愛を待つ桜
「……申し遅れました、一条夏海です。主人は出張で本日は戻りませんが、私でよろしければお話を伺わせていただきます」


夏海の彼女に対する思いは複雑だった。

だが、重ねて『織田さん』と旧姓で呼ばれたことで、夏海の中の、対抗心、嫉妬心が頭をもたげた。

そしてそれは、オフィスでは『一条先生』と呼ぶ聡を『主人』と呼んだことで、周囲の人間にも伝わる。


この智香との裁判沙汰は、聡本人はあれ以上のことを語ろうとしない。
だが聡の母や双葉から、夏海は様々な事情を聞いていた。



元々は、あかねの友人から持ち込まれた縁談で、聡は渋々見合いをしたそうだ。
初めから断わるつもりだったのだろうと、双葉は言っていた。

1度はキッパリ断わったという。ところが後日、「結婚したい」と聡が言い出したとき、再び智香が名乗りを挙げた。


双葉は「婚約者がいながら、なっちゃんと付き合ってたって訳じゃないから。それだけは保証する」と言ってくれて……少なからず、夏海もホッとした。

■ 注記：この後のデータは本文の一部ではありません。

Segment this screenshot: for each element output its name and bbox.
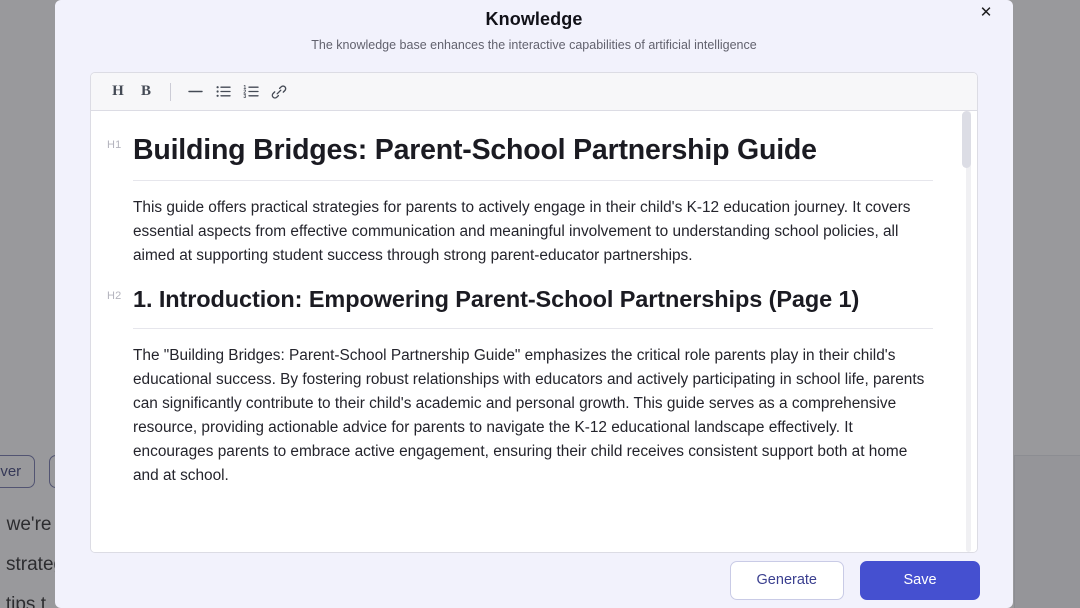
horizontal-rule-icon[interactable] [182, 79, 208, 105]
link-icon[interactable] [266, 79, 292, 105]
document-block-heading2[interactable]: H2 1. Introduction: Empowering Parent-Sc… [133, 284, 933, 328]
block-type-tag: H1 [107, 139, 121, 151]
block-spacer [133, 268, 933, 284]
heading-icon[interactable]: H [105, 79, 131, 105]
document-content: H1 Building Bridges: Parent-School Partn… [91, 111, 977, 488]
document-block-heading1[interactable]: H1 Building Bridges: Parent-School Partn… [133, 133, 933, 181]
modal-subtitle: The knowledge base enhances the interact… [55, 30, 1013, 52]
document-paragraph[interactable]: This guide offers practical strategies f… [133, 196, 933, 268]
toolbar-divider [170, 83, 171, 101]
save-button[interactable]: Save [860, 561, 980, 600]
knowledge-modal: ✕ Knowledge The knowledge base enhances … [55, 0, 1013, 608]
block-type-tag: H2 [107, 290, 121, 302]
rich-text-editor: H B [90, 72, 978, 553]
heading-underline [133, 180, 933, 181]
editor-scrollbar-thumb[interactable] [962, 111, 971, 168]
editor-scrollbar-track[interactable] [966, 111, 971, 552]
bullet-list-icon[interactable] [210, 79, 236, 105]
ordered-list-icon[interactable]: 1 2 3 [238, 79, 264, 105]
svg-text:3: 3 [243, 94, 246, 100]
heading-underline [133, 328, 933, 329]
document-paragraph[interactable]: The "Building Bridges: Parent-School Par… [133, 344, 933, 488]
editor-content-area[interactable]: H1 Building Bridges: Parent-School Partn… [91, 111, 977, 552]
heading-1-text: Building Bridges: Parent-School Partners… [133, 133, 933, 168]
modal-footer: Generate Save [55, 552, 1013, 608]
modal-title: Knowledge [55, 0, 1013, 30]
generate-button[interactable]: Generate [730, 561, 844, 600]
close-icon[interactable]: ✕ [976, 2, 996, 22]
heading-2-text: 1. Introduction: Empowering Parent-Schoo… [133, 284, 933, 315]
editor-toolbar: H B [91, 73, 977, 111]
page-root: over y, we're strateg n tips t out givin… [0, 0, 1080, 608]
bold-icon[interactable]: B [133, 79, 159, 105]
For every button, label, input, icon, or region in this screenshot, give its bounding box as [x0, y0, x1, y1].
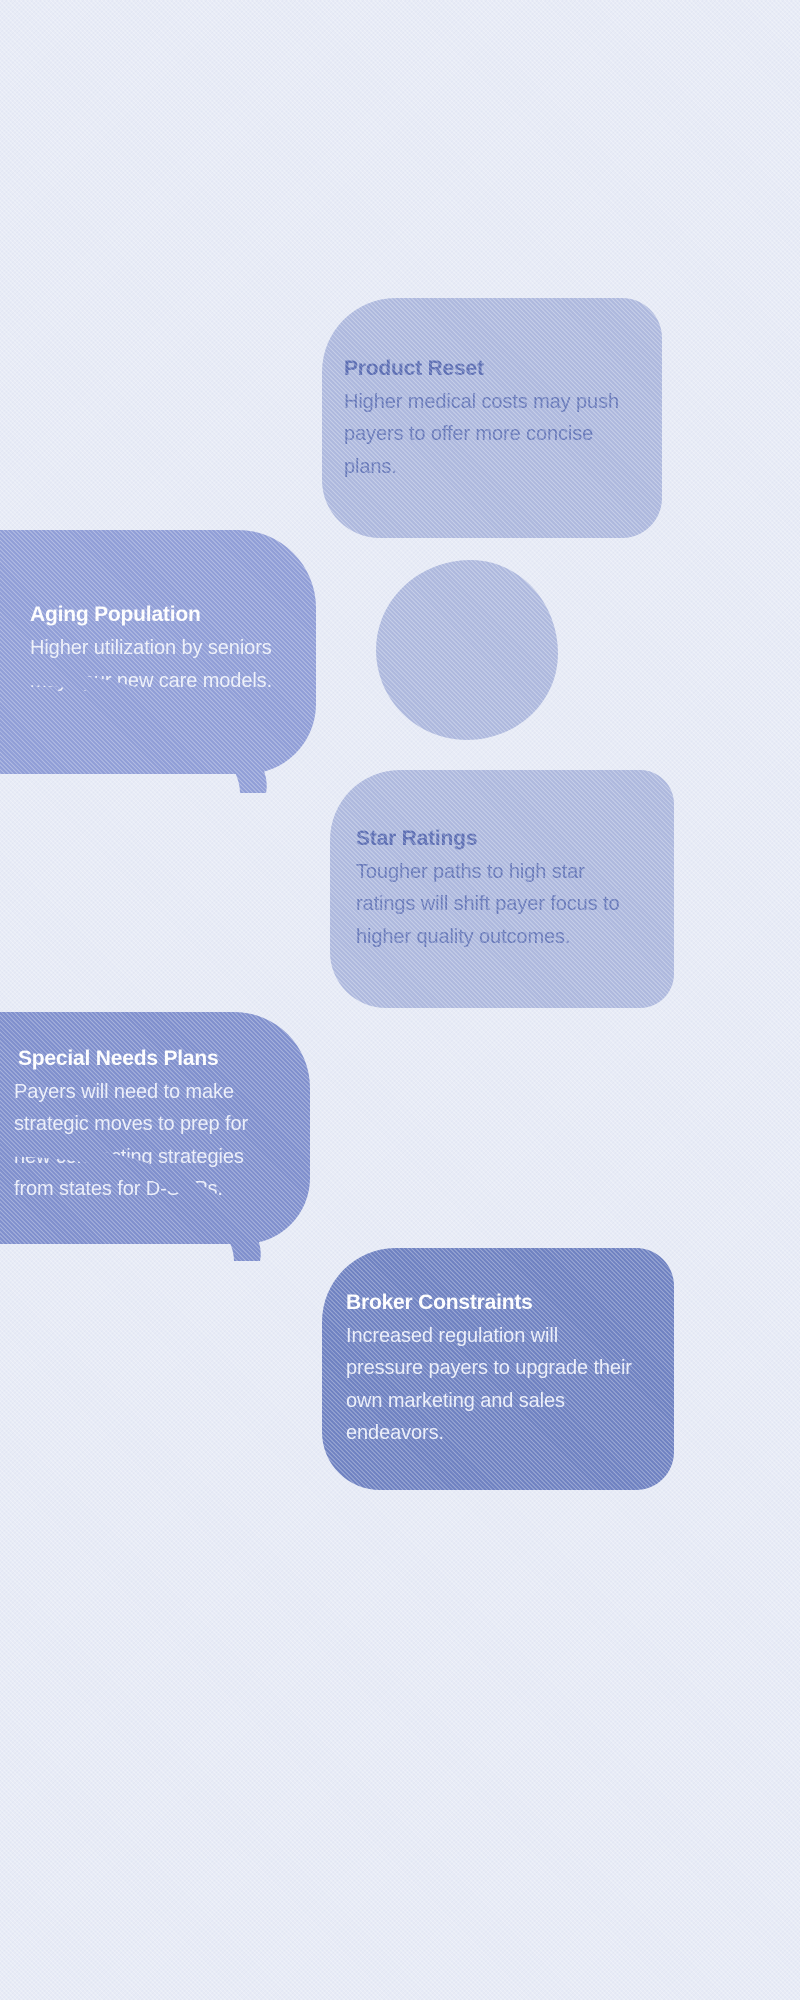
card-title: Broker Constraints: [346, 1291, 640, 1315]
infographic-canvas: Product Reset Higher medical costs may p…: [0, 0, 800, 2000]
card-body: Payers will need to make strategic moves…: [14, 1076, 278, 1206]
card-broker-constraints[interactable]: Broker Constraints Increased regulation …: [322, 1248, 674, 1490]
card-title: Aging Population: [30, 603, 276, 627]
card-title: Special Needs Plans: [14, 1047, 278, 1071]
decorative-circle: [376, 560, 558, 740]
card-body: Tougher paths to high star ratings will …: [356, 856, 638, 953]
card-title: Product Reset: [344, 357, 622, 381]
card-special-needs-plans[interactable]: Special Needs Plans Payers will need to …: [0, 1012, 310, 1244]
card-product-reset[interactable]: Product Reset Higher medical costs may p…: [322, 298, 662, 538]
card-body: Increased regulation will pressure payer…: [346, 1320, 640, 1450]
card-aging-population[interactable]: Aging Population Higher utilization by s…: [0, 530, 316, 774]
card-star-ratings[interactable]: Star Ratings Tougher paths to high star …: [330, 770, 674, 1008]
card-body: Higher utilization by seniors may spur n…: [30, 632, 276, 697]
card-body: Higher medical costs may push payers to …: [344, 386, 622, 483]
card-title: Star Ratings: [356, 827, 638, 851]
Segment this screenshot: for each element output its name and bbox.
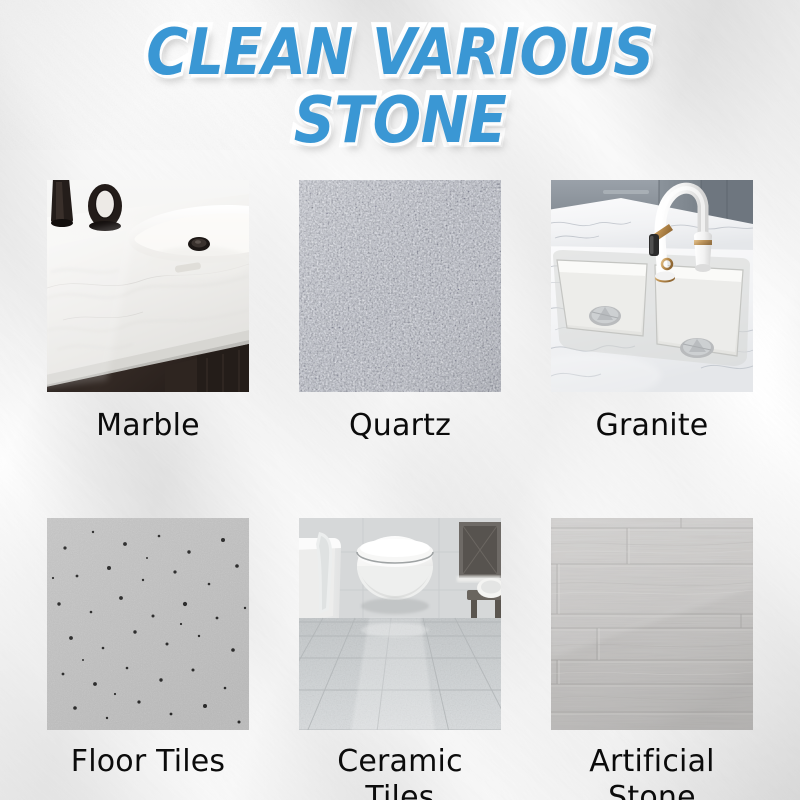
page-title: CLEAN VARIOUS STONE [0, 18, 800, 148]
stone-card-artificial-stone[interactable]: Artificial Stone [551, 518, 753, 800]
stone-card-label-granite: Granite [551, 408, 753, 444]
artificial-stone-thumbnail[interactable] [551, 518, 753, 730]
quartz-thumbnail[interactable] [299, 180, 501, 392]
floor-tiles-illustration [47, 518, 249, 730]
marble-illustration [47, 180, 249, 392]
stone-grid-row-2: Floor Tiles [47, 518, 753, 800]
ceramic-tiles-thumbnail[interactable] [299, 518, 501, 730]
stone-card-marble[interactable]: Marble [47, 180, 249, 444]
ceramic-tiles-illustration [299, 518, 501, 730]
stone-card-label-artificial-stone: Artificial Stone [551, 744, 753, 800]
artificial-stone-illustration [551, 518, 753, 730]
stone-card-label-marble: Marble [47, 408, 249, 444]
stone-card-label-floor-tiles: Floor Tiles [47, 744, 249, 780]
title-line-2: STONE [0, 86, 800, 155]
granite-illustration [551, 180, 753, 392]
stone-type-grid: Marble [47, 180, 753, 800]
stone-card-quartz[interactable]: Quartz [299, 180, 501, 444]
stone-card-floor-tiles[interactable]: Floor Tiles [47, 518, 249, 800]
granite-thumbnail[interactable] [551, 180, 753, 392]
stone-card-label-ceramic-tiles: Ceramic Tiles [299, 744, 501, 800]
stone-grid-row-1: Marble [47, 180, 753, 444]
stone-card-ceramic-tiles[interactable]: Ceramic Tiles [299, 518, 501, 800]
stone-card-label-quartz: Quartz [299, 408, 501, 444]
title-line-1: CLEAN VARIOUS [0, 18, 800, 87]
marble-thumbnail[interactable] [47, 180, 249, 392]
floor-tiles-thumbnail[interactable] [47, 518, 249, 730]
stone-card-granite[interactable]: Granite [551, 180, 753, 444]
quartz-illustration [299, 180, 501, 392]
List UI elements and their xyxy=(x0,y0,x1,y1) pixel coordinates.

事実上の離婚、正確には未入籍なので婚約破棄になるのだろうが、その間の智香の言動は常軌を逸したものがあった。
執拗に婚姻を迫り、無断で婚姻届を提出しようとした。
そのときは婚姻届不受理を申請していたため、受け付けられなかった。

裁判で慰謝料の額が決まり、結審した後も執拗に聡の周囲に妻と名乗って出没。合鍵まで作り、聡の自宅に侵入したこともあった。

さすがにそこまでされると聡も黙っておられず……。

告訴の準備を始めたとき、智香の両親は彼女を英語留学の名目で、シドニーの知人の元へ預けたという。